Die Einstellung der Mannschaft stimmte zumindest in diesen Spielen. Doch dann kam es beim 1:6 gegen Rot-Schwarz Kiel knüppeldick. „Die Mannschaft hat sich in der zweiten Halbzeit ergeben. Eine Katastrophe. Grundordnung und Disziplin waren nicht vorhanden“, klagte der Neu-Coach, der trotz pädagogischer Ausbildung einen Teil der Mannschaft nicht erreichen konnte. Darüber täuschte auch das 3:3 gegen das Top-Team TSV Stein nicht hinweg. Absoluter Tiefpunkt war das 1:2 gegen das Schlusslicht ASV Dersau, das gegen die Concorden den ersten Saisonsieg feierte.

Köpke: „Rückkehrer Björn Strüven ist eine Waffe vorne drin. Die fehlte uns bislang.“

Um den Abwärtstrend zu stoppen, griff der Verein zu unorthodoxen Methoden. Ende Oktober wurde die Rückkehr von Stefan Köpke mit Beginn der Rückrunde bekannt gegeben. „Stefan und ich wollen das gleiche, nämlich eine Mannschaft aufbauen, die sich mit dem Verein identifiziert und bei Schwierigkeiten nicht gleich auseinanderbricht“, erklärte TSG-Obmann Christian Kühl zur Kehrtwende. In der Tabelle rutschte Concordia auf Platz 14 ab und schwebt in akuter Abstiegsgefahr. Der Rückstand zum rettenden Ufer beträgt allerdings nur einen Punkt. „Realistisch ist für uns nur der Klassenerhalt. Viel höher werden wir nicht kommen können. Aber wir haben willige, junge Leute dazu bekommen. Und Rückkehrer Björn Strüven ist eine Waffe vorne drin. Die fehlte uns bislang“, erklärte Jan Sell in seiner letzten Amtshandlung. Inzwischen hat Stefan Köpke das Ruder übernommen und traf auch personelle Entscheidungen. Lukas Nickel (Gettorfer SC), A-Jugend-Spieler Marc Schwabe sowie Jan Betzer aus der zweiten Mannschaft und nach überstandener Verletzung Jan Sell als Führungsspieler sollen der Concordia ein neues Gesicht geben. Nicht mehr dabei sind Mikail Akgün, Samed Erol, Yasin Yarisli, Leif Celik und Thorge Philipowski, die trotz Vorschusslorbeeren den Sturzflug der TSG Concordia Schönkirchen nicht aufhalten konnten.

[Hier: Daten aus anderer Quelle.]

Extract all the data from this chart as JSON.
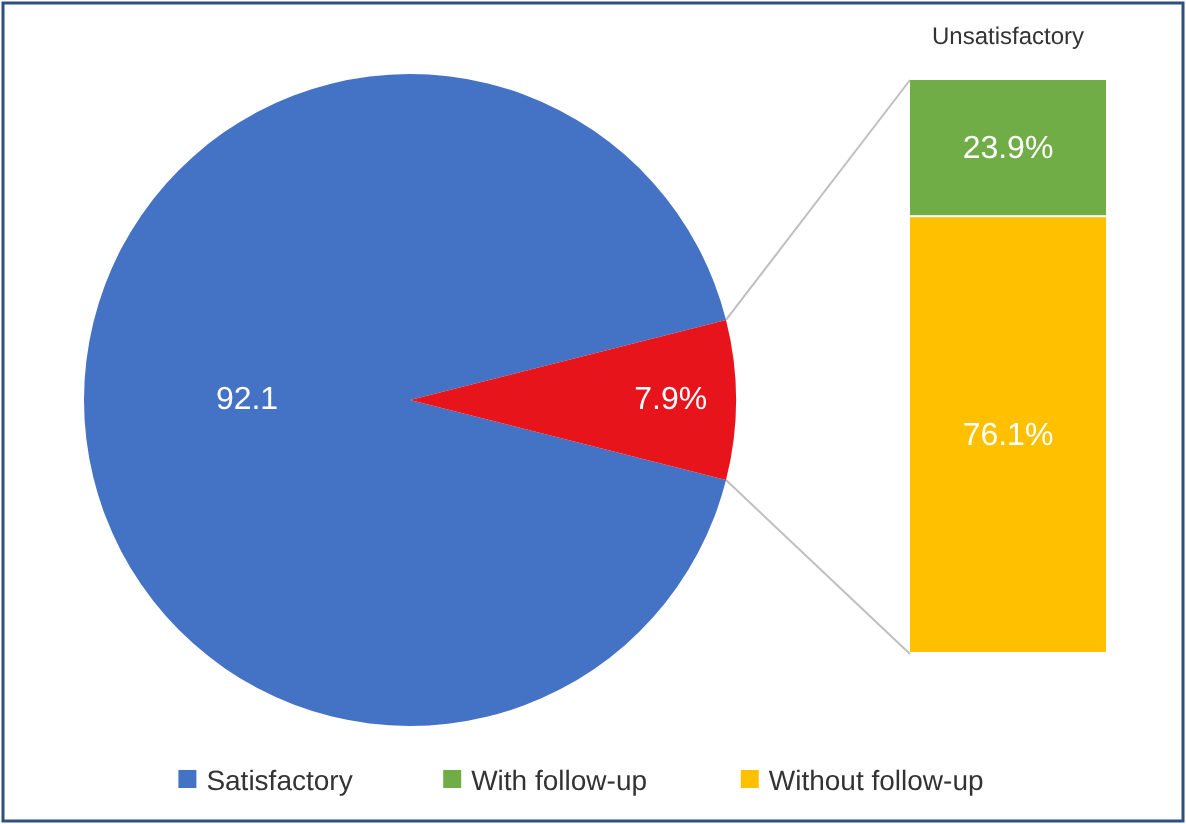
{
  "chart_data": [
    {
      "type": "pie",
      "categories": [
        "Satisfactory",
        null
      ],
      "values": [
        92.1,
        7.9
      ],
      "colors": [
        "#4472c4",
        "#e8141b"
      ],
      "value_labels": [
        "92.1",
        "7.9%"
      ],
      "legend": "bottom"
    },
    {
      "type": "bar",
      "title": "Unsatisfactory",
      "categories": [
        null
      ],
      "stacked": true,
      "legend": "bottom",
      "series": [
        {
          "name": "Without follow-up",
          "color": "#ffc000",
          "values": [
            76.1
          ],
          "value_labels": [
            "76.1%"
          ]
        },
        {
          "name": "With follow-up",
          "color": "#70ad47",
          "values": [
            23.9
          ],
          "value_labels": [
            "23.9%"
          ]
        }
      ]
    }
  ]
}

Spiele: 17 – Tabellenplatz: 14 – Siege/Unentschieden/Niederlagen: 4/3/10 – Torverhältnis: 27:51 – Punkte: 15 – Höchster Sieg: Dobersdorfer SV 3:2 (A) – Höchste Niederlagen: MTV Dänischenhagen 3:8 (H), Rot-Schwarz Kiel 1:6 (H), Inter Türkspor Kiel II 0:4 (A) – Start: 29. Feburar, MTV Dänischenhagen (A).